There is a neat geometric way to see why this should be so, but I've forgotten some of the details. Some papers of Daubeches, Dohono, etc. contain these details. Unfortunately, I've forgotten these refs too. So, I'll give you the somewhat lazy solution (you probably already figured out that I'm a very lazy person), based on proximal operators and the Mureau identity...

For a convex function $f: \mathbb R^n \rightarrow (-\infty, +\infty]$, define its *proximal operator*

$$\text{prox}_{\lambda f}(a) := \underset{x \in \mathbb R^n}{\text{argmin }} \frac{1}{2}\|x-a\|_2^2 + \lambda f(x),$$

where $\lambda > 0$ is a varying parameter. Think of this as generalizing the notion of projection onto a convex set, where the *indicator function* is replaced with a more general $f$.
Your problem amounts to computing the proximal operator of the $\ell_1$-norm.

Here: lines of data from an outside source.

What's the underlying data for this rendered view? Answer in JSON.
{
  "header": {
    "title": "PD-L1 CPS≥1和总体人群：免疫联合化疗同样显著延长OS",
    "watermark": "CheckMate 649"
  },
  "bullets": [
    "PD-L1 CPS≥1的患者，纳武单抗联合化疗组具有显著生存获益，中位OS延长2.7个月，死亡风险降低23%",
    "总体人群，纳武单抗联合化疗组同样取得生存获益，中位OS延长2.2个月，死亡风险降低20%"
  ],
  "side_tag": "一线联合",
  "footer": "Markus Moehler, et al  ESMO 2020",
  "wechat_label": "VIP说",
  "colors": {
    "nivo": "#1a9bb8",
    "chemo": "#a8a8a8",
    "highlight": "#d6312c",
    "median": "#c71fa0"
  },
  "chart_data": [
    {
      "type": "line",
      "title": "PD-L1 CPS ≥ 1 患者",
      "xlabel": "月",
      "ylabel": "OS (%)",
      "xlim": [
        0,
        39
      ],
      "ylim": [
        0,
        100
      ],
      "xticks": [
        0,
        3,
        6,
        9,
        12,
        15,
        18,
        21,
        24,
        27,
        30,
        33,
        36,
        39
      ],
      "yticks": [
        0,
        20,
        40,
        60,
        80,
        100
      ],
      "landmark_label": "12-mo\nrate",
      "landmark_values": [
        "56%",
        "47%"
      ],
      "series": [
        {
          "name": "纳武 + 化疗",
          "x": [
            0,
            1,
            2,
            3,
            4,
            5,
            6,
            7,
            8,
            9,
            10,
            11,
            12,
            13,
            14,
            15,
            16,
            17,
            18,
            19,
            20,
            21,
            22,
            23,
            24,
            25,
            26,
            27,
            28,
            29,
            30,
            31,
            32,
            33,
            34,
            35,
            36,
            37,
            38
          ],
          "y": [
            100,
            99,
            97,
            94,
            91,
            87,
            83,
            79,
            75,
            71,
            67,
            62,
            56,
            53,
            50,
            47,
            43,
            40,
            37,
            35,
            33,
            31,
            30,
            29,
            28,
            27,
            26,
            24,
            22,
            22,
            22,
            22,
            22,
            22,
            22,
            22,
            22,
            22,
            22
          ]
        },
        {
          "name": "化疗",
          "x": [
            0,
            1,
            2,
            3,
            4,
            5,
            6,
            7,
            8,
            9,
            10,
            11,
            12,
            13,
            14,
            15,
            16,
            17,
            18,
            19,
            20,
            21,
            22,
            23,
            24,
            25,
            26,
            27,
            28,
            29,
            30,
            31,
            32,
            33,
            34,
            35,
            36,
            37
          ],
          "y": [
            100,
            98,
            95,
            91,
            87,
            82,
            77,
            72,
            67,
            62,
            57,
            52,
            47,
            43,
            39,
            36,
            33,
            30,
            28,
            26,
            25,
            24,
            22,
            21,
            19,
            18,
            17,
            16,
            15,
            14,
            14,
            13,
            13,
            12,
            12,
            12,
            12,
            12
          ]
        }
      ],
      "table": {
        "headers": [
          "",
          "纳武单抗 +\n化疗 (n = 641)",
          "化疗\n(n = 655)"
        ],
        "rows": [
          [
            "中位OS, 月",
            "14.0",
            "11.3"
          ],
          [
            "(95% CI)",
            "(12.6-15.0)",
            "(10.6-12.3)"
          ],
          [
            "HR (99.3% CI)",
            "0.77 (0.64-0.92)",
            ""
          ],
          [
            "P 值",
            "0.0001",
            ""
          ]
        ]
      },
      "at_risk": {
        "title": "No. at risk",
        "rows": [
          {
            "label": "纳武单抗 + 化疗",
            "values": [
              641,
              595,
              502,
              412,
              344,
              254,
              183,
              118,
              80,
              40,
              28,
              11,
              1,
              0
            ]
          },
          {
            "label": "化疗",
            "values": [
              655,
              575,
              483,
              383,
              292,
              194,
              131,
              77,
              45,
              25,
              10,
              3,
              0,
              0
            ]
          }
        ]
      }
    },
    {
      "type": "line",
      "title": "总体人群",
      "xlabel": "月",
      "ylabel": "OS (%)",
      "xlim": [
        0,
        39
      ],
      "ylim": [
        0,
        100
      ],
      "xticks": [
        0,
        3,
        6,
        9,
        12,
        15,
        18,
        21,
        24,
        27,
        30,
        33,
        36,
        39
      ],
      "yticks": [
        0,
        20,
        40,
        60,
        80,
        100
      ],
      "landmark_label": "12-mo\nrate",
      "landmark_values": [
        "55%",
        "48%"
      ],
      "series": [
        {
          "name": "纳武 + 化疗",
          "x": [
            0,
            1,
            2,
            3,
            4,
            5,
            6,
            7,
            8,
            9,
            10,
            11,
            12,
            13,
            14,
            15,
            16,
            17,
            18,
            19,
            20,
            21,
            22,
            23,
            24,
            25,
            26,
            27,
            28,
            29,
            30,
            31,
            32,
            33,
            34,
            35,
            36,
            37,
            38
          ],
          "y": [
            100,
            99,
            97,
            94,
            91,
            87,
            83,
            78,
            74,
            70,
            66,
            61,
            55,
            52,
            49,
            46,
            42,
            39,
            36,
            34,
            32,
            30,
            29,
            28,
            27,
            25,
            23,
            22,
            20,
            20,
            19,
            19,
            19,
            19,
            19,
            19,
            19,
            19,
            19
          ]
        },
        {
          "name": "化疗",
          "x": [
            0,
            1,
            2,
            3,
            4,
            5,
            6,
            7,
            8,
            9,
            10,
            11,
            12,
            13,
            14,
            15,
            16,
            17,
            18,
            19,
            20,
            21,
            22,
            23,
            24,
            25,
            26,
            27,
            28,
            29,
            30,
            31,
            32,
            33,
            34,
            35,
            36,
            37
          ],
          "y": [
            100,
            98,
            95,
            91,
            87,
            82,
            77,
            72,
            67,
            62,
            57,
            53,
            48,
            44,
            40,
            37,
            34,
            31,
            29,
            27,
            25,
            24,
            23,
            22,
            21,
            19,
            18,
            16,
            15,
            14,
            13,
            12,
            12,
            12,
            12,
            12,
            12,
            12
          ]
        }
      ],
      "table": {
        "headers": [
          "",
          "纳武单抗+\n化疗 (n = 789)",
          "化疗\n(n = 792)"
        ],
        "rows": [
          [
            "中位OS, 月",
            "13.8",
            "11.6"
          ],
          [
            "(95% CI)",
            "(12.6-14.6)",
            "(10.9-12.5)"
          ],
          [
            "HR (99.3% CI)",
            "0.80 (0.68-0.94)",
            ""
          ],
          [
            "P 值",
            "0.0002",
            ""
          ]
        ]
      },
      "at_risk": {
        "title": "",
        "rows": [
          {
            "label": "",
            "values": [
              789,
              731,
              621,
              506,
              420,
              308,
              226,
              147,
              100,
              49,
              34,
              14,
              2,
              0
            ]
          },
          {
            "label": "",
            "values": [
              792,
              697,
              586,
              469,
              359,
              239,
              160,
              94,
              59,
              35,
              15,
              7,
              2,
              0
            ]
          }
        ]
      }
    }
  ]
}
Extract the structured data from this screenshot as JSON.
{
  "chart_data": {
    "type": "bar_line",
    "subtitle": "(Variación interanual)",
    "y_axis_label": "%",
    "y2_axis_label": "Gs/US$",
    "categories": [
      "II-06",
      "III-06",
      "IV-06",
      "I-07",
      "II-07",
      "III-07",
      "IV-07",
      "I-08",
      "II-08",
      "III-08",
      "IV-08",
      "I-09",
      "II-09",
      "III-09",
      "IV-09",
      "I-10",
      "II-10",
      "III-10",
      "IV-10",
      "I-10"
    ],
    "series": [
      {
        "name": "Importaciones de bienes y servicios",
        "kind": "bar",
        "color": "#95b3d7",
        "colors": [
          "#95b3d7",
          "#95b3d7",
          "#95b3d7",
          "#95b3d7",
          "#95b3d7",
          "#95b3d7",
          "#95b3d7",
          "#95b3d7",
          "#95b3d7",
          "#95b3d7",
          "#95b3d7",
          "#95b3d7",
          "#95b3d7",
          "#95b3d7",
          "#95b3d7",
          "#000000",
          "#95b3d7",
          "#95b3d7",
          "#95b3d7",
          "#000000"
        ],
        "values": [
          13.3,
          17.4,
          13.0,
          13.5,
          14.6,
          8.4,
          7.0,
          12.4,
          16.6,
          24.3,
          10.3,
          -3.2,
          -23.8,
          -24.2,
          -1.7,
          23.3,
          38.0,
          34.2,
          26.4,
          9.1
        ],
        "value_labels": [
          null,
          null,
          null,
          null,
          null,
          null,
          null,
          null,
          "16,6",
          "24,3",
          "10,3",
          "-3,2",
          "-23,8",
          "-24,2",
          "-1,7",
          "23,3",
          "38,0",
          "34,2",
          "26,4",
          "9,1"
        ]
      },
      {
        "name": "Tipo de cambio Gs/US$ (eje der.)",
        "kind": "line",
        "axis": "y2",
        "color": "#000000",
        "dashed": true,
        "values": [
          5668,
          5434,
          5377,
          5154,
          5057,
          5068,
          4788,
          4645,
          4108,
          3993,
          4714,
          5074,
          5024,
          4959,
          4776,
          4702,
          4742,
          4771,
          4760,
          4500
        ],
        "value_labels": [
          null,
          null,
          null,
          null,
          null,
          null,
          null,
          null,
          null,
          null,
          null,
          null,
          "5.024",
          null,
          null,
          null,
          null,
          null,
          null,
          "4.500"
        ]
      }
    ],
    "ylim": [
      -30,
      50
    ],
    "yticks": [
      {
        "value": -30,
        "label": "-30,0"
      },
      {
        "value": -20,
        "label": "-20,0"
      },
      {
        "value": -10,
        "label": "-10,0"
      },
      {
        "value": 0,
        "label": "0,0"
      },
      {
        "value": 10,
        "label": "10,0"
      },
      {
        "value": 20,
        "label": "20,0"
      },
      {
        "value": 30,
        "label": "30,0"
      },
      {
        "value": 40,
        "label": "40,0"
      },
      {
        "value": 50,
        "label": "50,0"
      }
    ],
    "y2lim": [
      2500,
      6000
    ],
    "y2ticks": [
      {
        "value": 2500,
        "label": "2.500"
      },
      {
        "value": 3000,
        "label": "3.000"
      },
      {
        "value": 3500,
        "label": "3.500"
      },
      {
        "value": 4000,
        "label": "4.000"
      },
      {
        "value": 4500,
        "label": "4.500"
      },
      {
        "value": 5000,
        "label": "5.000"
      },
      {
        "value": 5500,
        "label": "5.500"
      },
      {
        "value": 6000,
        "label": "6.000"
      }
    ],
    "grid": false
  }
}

Define the (Legendre) *convex conjugate* of $f$ by

$$f^*(a) := \max_{x \in \mathbb R^n}\langle a, x\rangle - f(x).$$

Now, if $f := \|.\|_1$, and we define the cube $C^{(n)} := \{z \in \mathbb R^n|\|z\|_\infty \le \lambda\} = C^{(1)} \times \ldots \times C^{(1)}$, then $f^*\left(\frac{a}{\lambda}\right) = i_{C^{(n)}}(a)$ (see why here), and so
$$\text{prox}_{\frac{1}{\lambda} f^*}\left(\frac{a}{\lambda}\right) = \ldots = P_{C^{(n)}}(a) = (P_{C^{(1)}}(a_1),\ldots,P_{C^{(1)}}(a_n)) = (\lambda \text{sgn}(a_1), \ldots,\lambda\text{sgn}(a_n)),$$
the euclidean projection of $a$ onto the cube $C$. Thus by the Mureau identity, we get
$$ \text{prox}_{\lambda f}(a) = a - \text{prox}_{\frac{1}{\lambda} f^*}\left(\frac{a}{\lambda}\right) = a - P_{C^{(n)}}(a) = (a_1 - \lambda \text{sgn}(a_1), \ldots, a_n - \lambda \text{sgn}(a_n)) = (S_\lambda(a_1),\ldots, S_\lambda(a_n)),$$
where $S_\lambda: t \mapsto \text{sgn}(t)(t - \lambda)_+$, the *soft-thresholder*.

**N.B.:** $\text{sgn}(0) := 0$. Also, note that $t = |t|\text{sgn}(t)$, for all $t \in \mathbb R$.

Hope this helps. I can provide finer details if needed.